At this time, of course, it is impossible to tell whether the Malaysian shootdown represents a turning point in U.S.-Russian relations, and if so, whether that means a resumption of a Cold War-like standoff or a realization from both sides that it is time to step back from the brink and engage in more constructive diplomacy. And that uncertainty is exactly my point. There is a tendency for pundits, with the benefit of hindsight, to simplify their read of history in ways that accord with their own ideological preferences. Whether liberal or conservative, however, the “lessons” pundits derive often overstate the degree to which presidents felt free to act at the time these incidents are occurring. While Reagan’s nationwide address did evoke a moral clarity, and on a more visible platform, that perhaps was a bit less evident in Obama’s just-concluded statement, Reagan’s actual response to the KAL007 shootdown stopped short of actions that might escalate an already tense situation. In part, this reflected Reagan’s uncertainty over Andropov’s motives, or even the circumstances behind the shootdown. It also reflected the limited range of possible responses available to Reagan, many of which had the potential to exacerbate an already tense situation.

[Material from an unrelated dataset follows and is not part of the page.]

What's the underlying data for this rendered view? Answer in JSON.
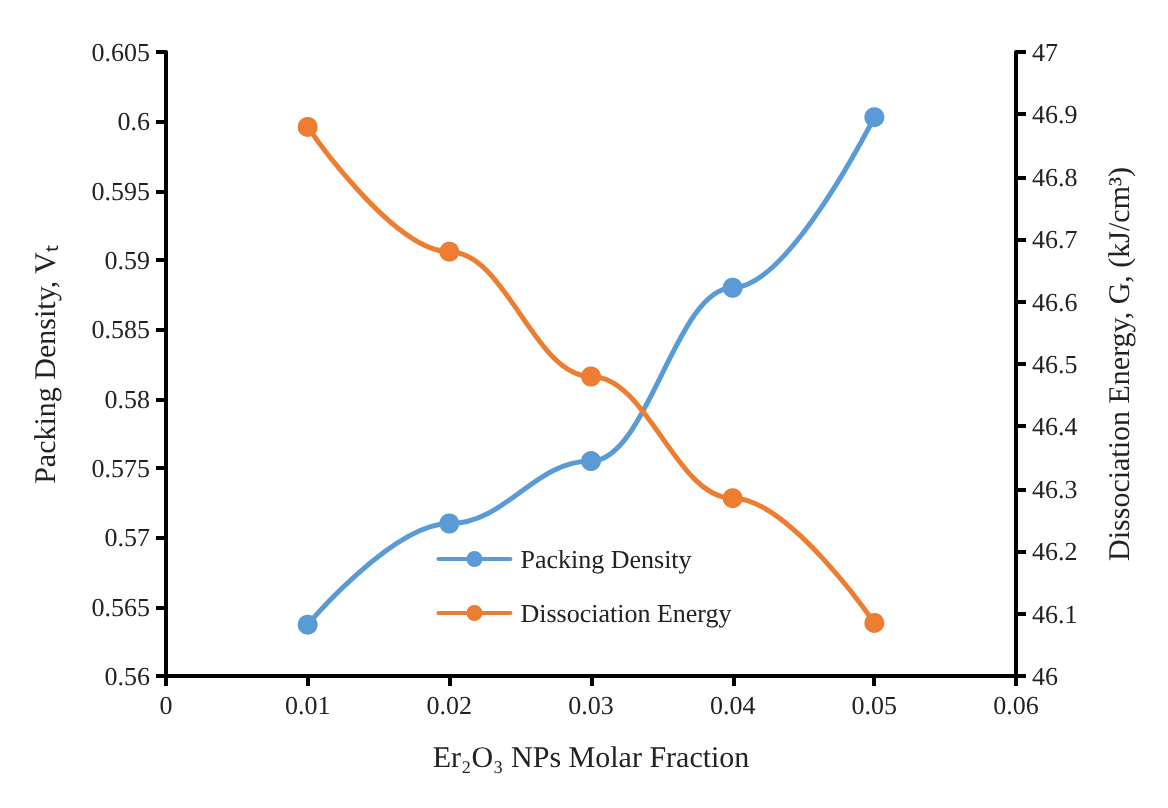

When we get beyond the pundits’ take on the KAL007 shootdown, it appears that Reagan’s response then isn’t much different than Obama’s reaction to the Malaysian jetliner incident, at least to this point. And it is a reminder that the powers of the presidency seem much more limited, and the repercussions of acting rashly much more consequential, when you are sitting in the Oval Office than when you are critiquing the president’s actions from afar. This is not to say that history will judge Obama’s foreign policy, taken as a whole, as better, or worse than Reagan’s. But in contrast to what pundits are currently suggesting, that comparison is not likely to turn on Reagan and Obama’s respective handling of these two tragic shootdowns which, so far, seem remarkably similar.